O sırada Queen, Mustang’i eleştirmeye devam ediyordu…
"Kadın yönetmenlerdeki içselleştirilmiş erkek bakış" diyordu. Birbirinden uzun saçlı 5 kızın halaları tarafından özgürlükleri kısıtlanırken akıllarına hiç saçlarını kesmek gelmiyormuş. Her birinin saçları neredeyse yere kadarmış. Hele halanın kızlardan biriyle ensest ilişkide bulunan amcaya ‘ensest çıkışı’, ‘bırak artık şu işi’ deyişi yok muymuş….
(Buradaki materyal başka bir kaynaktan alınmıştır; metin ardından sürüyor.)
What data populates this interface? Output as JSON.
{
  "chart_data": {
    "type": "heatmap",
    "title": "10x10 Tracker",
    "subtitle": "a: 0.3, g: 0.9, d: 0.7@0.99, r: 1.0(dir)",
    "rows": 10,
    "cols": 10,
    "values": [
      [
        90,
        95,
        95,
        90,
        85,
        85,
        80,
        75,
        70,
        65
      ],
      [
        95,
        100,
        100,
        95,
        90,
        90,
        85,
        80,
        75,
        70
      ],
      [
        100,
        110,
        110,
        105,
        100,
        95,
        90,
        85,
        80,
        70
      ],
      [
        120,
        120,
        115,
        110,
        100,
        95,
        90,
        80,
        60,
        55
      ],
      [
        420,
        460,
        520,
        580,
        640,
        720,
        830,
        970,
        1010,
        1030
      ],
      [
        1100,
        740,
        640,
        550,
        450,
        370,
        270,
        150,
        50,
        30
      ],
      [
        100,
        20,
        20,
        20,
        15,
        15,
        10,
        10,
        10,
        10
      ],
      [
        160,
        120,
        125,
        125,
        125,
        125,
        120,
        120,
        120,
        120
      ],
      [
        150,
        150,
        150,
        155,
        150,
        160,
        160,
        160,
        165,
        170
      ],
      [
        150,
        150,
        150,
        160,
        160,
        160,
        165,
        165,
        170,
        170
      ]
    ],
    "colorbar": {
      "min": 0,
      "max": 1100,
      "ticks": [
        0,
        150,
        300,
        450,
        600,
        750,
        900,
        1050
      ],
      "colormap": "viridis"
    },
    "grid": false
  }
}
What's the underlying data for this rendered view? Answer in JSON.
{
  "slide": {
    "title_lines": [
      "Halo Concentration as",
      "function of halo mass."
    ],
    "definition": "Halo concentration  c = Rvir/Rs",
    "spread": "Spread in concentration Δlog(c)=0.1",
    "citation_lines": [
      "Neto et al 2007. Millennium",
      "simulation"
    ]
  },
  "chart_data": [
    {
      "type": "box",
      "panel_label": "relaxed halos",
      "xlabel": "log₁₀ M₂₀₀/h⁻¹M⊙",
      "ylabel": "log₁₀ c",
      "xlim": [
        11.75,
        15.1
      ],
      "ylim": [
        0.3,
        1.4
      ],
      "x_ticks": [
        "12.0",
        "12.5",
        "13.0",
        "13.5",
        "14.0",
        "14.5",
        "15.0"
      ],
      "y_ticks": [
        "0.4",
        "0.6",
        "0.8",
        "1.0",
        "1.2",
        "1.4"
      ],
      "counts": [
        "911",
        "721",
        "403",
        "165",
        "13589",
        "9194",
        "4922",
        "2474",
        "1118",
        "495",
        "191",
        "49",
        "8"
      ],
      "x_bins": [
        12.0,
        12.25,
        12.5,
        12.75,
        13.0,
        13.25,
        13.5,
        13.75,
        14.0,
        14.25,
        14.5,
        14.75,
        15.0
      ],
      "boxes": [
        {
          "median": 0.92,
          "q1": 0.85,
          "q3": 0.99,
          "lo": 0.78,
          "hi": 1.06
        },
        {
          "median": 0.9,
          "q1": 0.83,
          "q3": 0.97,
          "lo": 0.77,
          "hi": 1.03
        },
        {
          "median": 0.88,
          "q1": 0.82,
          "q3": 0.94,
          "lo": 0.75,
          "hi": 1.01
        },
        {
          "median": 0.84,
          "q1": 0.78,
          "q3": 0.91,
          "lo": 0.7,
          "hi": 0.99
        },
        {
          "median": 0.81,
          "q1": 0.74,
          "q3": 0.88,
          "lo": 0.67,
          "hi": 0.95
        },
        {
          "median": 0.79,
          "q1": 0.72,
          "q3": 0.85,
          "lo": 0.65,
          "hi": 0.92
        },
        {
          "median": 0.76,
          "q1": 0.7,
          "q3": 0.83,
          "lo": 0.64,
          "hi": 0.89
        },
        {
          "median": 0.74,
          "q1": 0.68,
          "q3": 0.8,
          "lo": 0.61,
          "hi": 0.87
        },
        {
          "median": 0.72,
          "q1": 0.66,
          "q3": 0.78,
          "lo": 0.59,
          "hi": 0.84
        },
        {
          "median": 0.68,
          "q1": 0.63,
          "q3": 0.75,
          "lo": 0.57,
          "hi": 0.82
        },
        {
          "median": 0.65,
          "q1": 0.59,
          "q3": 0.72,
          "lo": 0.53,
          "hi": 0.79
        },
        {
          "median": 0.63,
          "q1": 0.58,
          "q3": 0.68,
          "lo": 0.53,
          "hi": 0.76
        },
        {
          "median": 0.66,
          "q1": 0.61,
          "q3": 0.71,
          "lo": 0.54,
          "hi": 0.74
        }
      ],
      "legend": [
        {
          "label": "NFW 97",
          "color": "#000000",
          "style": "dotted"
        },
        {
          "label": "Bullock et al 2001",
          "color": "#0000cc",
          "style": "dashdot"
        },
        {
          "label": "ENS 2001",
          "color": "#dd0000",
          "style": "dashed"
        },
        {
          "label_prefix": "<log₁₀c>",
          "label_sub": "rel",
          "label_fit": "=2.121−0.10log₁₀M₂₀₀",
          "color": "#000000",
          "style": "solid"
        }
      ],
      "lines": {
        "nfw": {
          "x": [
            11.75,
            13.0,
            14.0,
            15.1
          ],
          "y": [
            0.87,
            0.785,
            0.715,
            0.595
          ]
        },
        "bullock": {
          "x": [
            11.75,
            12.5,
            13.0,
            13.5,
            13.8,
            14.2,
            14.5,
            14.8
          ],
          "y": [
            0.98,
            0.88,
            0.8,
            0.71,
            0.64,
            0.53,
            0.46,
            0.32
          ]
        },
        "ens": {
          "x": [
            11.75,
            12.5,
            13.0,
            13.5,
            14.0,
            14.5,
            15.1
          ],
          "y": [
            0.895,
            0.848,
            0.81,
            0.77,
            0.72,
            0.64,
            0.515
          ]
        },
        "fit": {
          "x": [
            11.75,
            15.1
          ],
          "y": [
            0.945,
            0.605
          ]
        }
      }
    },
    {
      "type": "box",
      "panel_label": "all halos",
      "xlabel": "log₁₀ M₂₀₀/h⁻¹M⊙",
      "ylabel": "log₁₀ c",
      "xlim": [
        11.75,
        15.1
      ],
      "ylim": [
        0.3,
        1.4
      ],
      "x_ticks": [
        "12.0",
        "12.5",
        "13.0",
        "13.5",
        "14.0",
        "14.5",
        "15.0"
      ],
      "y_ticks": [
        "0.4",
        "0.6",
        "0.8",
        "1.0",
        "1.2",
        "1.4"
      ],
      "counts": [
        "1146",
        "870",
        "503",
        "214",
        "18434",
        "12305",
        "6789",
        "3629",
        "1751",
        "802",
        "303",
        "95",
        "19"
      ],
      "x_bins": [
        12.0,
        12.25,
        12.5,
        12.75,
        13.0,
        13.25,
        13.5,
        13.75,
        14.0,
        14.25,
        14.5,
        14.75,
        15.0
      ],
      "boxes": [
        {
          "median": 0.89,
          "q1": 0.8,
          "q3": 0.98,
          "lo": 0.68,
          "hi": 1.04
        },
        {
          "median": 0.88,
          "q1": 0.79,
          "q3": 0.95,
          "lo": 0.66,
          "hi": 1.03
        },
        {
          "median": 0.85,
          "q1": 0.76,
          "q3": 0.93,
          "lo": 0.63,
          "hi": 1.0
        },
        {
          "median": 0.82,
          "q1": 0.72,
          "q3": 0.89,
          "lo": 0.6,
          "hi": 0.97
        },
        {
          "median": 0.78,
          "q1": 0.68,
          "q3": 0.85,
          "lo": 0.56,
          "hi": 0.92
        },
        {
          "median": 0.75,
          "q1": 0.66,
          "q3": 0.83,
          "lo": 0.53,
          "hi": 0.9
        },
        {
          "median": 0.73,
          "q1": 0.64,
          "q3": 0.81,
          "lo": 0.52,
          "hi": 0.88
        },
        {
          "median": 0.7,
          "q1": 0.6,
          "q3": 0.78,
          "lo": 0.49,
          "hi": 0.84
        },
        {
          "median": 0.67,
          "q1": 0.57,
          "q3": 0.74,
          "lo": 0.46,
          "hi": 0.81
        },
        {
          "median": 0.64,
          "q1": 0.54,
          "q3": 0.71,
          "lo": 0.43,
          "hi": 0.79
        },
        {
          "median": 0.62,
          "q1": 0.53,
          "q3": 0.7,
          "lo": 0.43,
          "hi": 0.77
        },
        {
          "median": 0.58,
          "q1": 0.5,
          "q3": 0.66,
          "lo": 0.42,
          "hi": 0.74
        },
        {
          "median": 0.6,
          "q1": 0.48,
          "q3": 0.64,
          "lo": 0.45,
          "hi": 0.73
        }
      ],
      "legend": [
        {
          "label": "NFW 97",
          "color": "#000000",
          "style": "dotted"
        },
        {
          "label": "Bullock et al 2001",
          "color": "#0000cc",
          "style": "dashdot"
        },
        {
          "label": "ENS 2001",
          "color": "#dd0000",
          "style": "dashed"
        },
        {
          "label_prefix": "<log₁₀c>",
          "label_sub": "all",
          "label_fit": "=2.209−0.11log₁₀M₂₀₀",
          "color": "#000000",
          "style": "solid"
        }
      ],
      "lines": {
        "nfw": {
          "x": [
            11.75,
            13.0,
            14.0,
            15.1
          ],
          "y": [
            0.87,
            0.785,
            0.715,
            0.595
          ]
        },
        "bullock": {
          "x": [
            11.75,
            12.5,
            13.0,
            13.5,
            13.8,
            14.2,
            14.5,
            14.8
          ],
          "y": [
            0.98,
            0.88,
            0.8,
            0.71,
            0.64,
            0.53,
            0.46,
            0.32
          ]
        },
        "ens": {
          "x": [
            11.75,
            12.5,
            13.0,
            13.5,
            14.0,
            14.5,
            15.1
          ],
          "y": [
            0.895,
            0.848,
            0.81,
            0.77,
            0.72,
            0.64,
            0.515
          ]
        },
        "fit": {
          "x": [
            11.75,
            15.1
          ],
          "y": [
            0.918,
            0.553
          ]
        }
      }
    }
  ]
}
‘Sigarayı bırak der gibi, alkolü bırak der gibi… Şaka gibi’ diyen Queen’in yüzü kızardı. İyi ki Anadolu’da öküzgözü diye bir üzüm vardı. Yudumladı kendine geldi. Ben ciğer kızartmamdan sonra kuzuma başladım. Kuzum 14 saat pişmiş zaten uysaldır daha da uysallaşmıştı. Fakat üçgen tabağımın geometrik kenarlarında çatalım bir türlü Queen’i dinlemek üzere ara verdiğim dakikalarda durmadı. Kuzunun havuçlu turuncu sosuna bulandı birden oradan parmaklarıma gömleğime… Her yerim turuncu sos oldu. Şanslıyım Queen fark etmedi çünkü o sırada Fransa’nın islam fobisinin bu filmin arkasındaki gerçek yapımcı olduğunu iddia ediyordu.
Le Guess Who festivaline gitmek istediğimi ve bana bir uçak bileti alıp alamayacağını acaba kendisine nasıl açacaktım? Utrecht’te birbirinden iyi restoranlarda yemek yiyip yazacağımı mı söylemeliydim?
Neyse ki tatlılarımız geldi de neşelendik ikimiz de… Çikolata çorbasına Salih Bey’in önerisi karabiber yakıştı. Frambuazlı milföy de söyledik tabii ki.. Çikolata çorbasını kaşıklarken festival mevzusunu açtım. Selda Bağcan’a verdikleri destekten çok seviyordu Queen onları.
Çikolata çorbasını kaşıklarken Queen bambaşka bir insan oldu. Gülmek kendisine yakışıyordu. Milföyümün katmanları arasında Utrecht yolu göründü nihayet. Birini herhangi bir konu üzerinde ikna etmeniz mi gerekiyor?
Adresi veriyorum: Escale Kanyon. Söylemeniz gereken ise bir çikolata çorbası… Bresoalalı pizza, antrikottan gurme burgerde aklım kaldı. Tuna Tataki’de de. Gluten free çikolatalı kekte de… Bunları yemek üzere Escale’de önce barda Jasmine Pearl Martini içmek üzere Queen’le sözleştik. Utrecht anılarımla birlikte dönüşte bunu kesin yapacaktık…
(Önemli not: Escale’de ana yemeklerimiz için 63’er lira. Tatlılar için 23’er lira. Ciğer kızartması için 33’er Lira. Öküzgözü şişesi içinse 180 lira ödedik.)